I say that we ought to pay our elected government officials by referendum. The people should decide when the Congress or the Senate deserves to be given a hike in their pay. The people should be able to see progress in their children's schools and fairly determine when a pay increase should be in order for the superintendent. When the mayor lowers crime rates, and increases business and commerce, and reduces your real estate taxes by building the city up, the people should decide that he deserves something more for his efforts.
Instead, elected government officials vote for their own raises. To me that seems to be counterproductive, disingenuous, and certainly it's self-serving. Of course they think they're doing a great job. Of course they think they're worthy of higher pay doing the "work" of the American people. And yes, those quotes were intended.
How many people do you know who think they're overpaid? I mean, how many people do you know who really believes they're overpaid? And what about you? If you thought you'd been overpaid you'd be the first one in line to write a check out to the boss at the end of the year with a little note attached that read "thanks for the extra but I'm really not worth all that," right?

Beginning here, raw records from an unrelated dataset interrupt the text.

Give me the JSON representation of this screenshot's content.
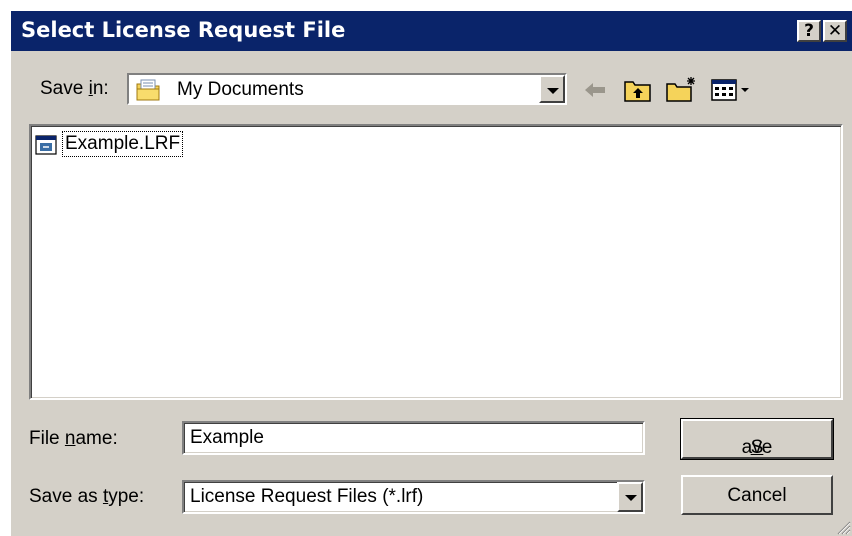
{
  "window": {
    "title": "Select License Request File",
    "help_glyph": "?",
    "close_glyph": "✕"
  },
  "save_in": {
    "label_pre": "Save ",
    "label_key": "i",
    "label_post": "n:",
    "value": "My Documents",
    "folder_icon": "folder-documents-icon"
  },
  "toolbar": {
    "back_icon": "back-arrow-icon",
    "up_icon": "up-folder-icon",
    "new_folder_icon": "new-folder-icon",
    "views_icon": "views-menu-icon"
  },
  "files": [
    {
      "name": "Example.LRF",
      "icon": "lrf-file-icon"
    }
  ],
  "file_name": {
    "label_pre": "File ",
    "label_key": "n",
    "label_post": "ame:",
    "value": "Example"
  },
  "save_as_type": {
    "label_pre": "Save as ",
    "label_key": "t",
    "label_post": "ype:",
    "value": "License Request Files (*.lrf)"
  },
  "buttons": {
    "save_key": "S",
    "save_rest": "ave",
    "cancel": "Cancel"
  },
  "colors": {
    "title_bar": "#0a246a",
    "face": "#d4d0c8",
    "selection_outline": "#000000"
  }
}
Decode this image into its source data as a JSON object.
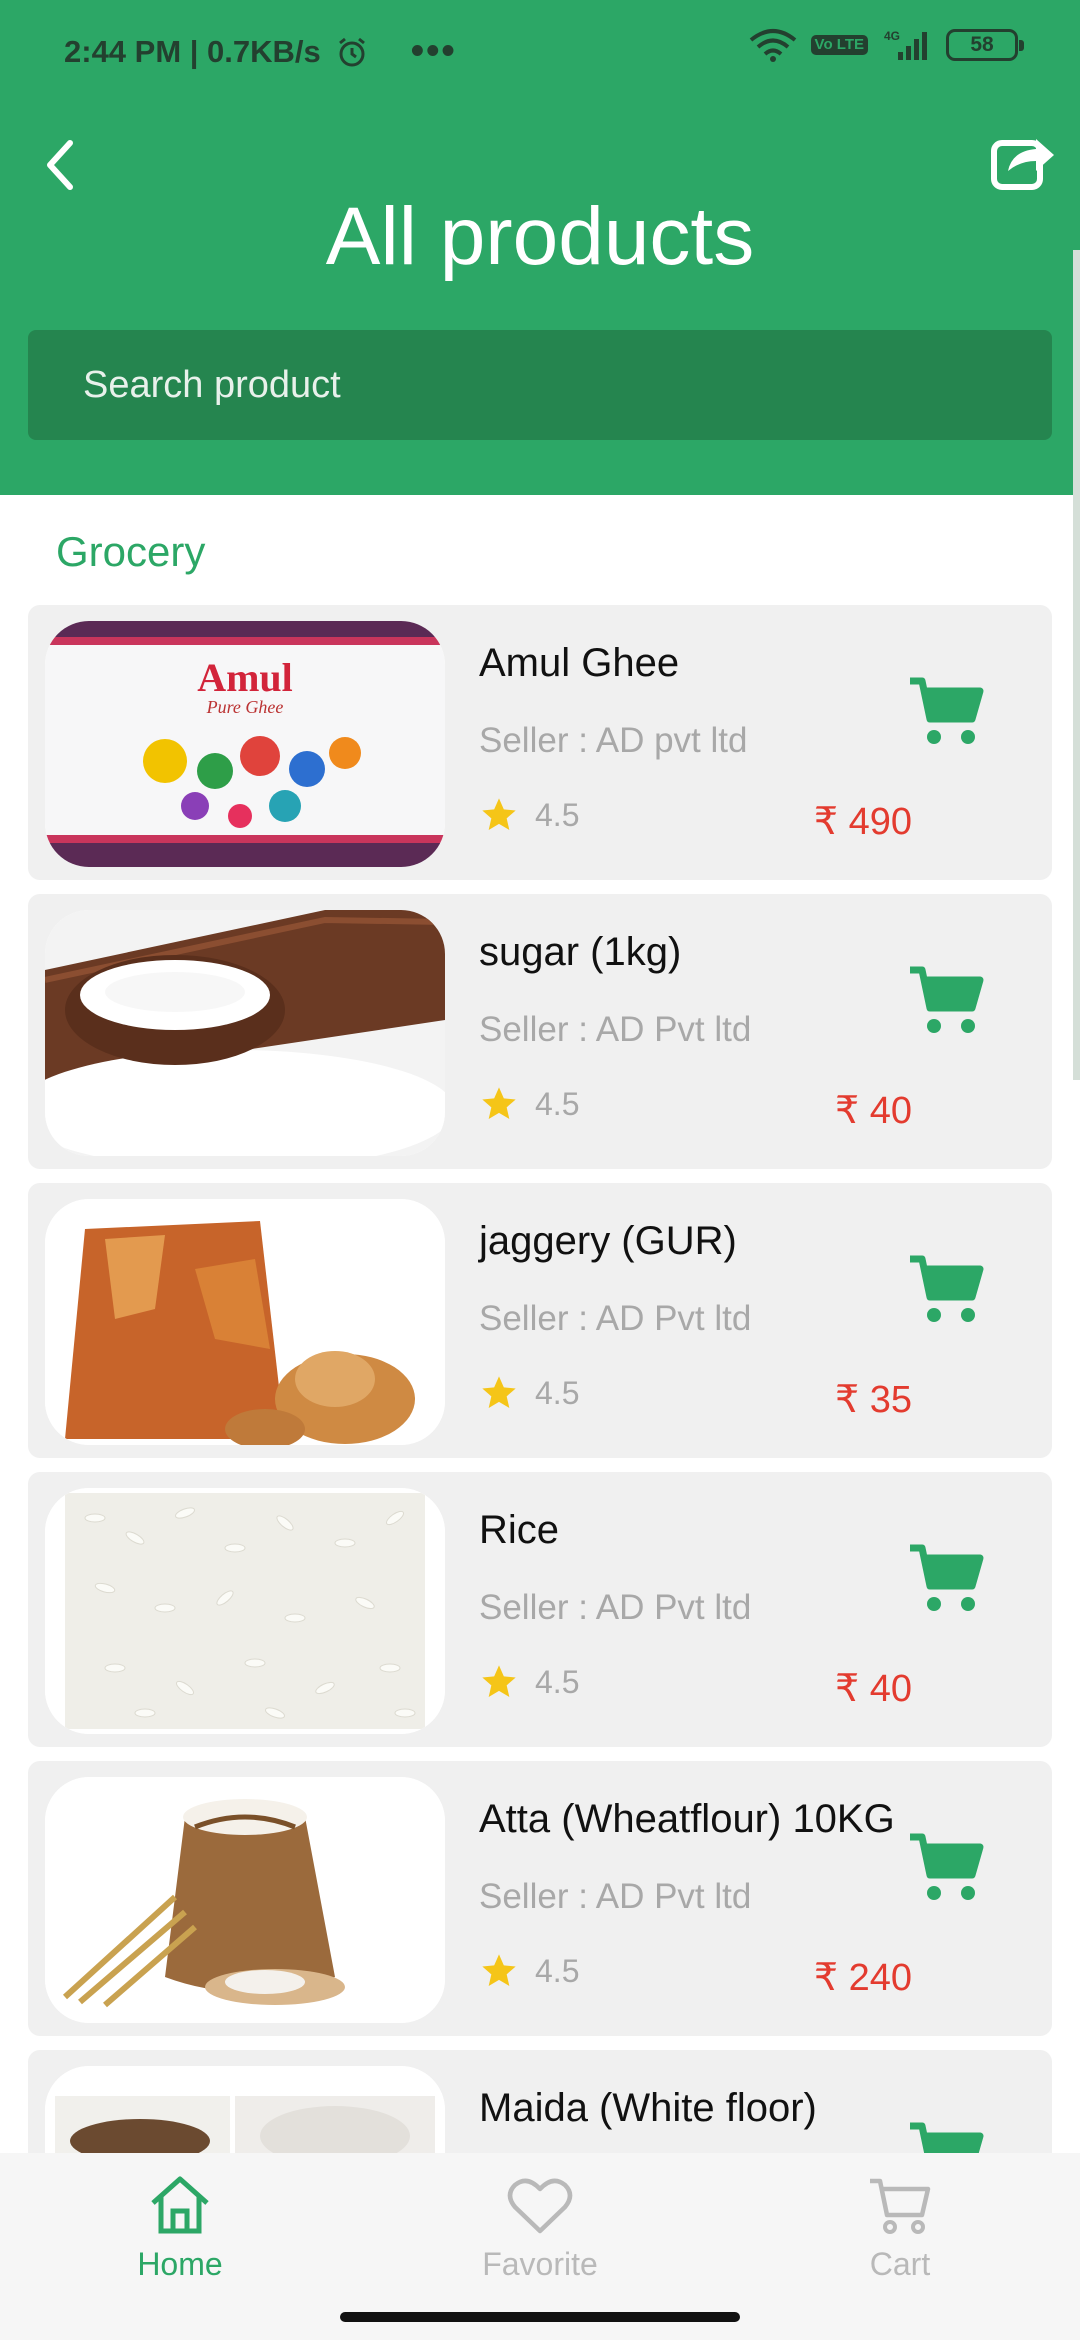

Of course not. So what would lead us to believe that politicians could be honest with themselves about the work they do, the value of the work, or the quality of what comes as a result of it? Of course they are going to vote 'yes' when the time comes to give themselves a raise.
A referendum is the only logical answer. Americans have a right to have a say in the pay of their elected government officials, because ultimately it's our money. What our government officials do or don't do, what laws they vote for or against affect our lives, our well-being, and our incomes.
Look, if the food is served cold, or if I asked for cream in my coffee and got sugar instead, then why should I have to pay more for it the next time I order it? Why should the waitress get to decide how much her tip should be?
Because as far as I'm concerned, I've got to tell you; right now my coffee is cold and half of it has been spilled in my lap, the price keeps going up, and it's the only coffee shop in town.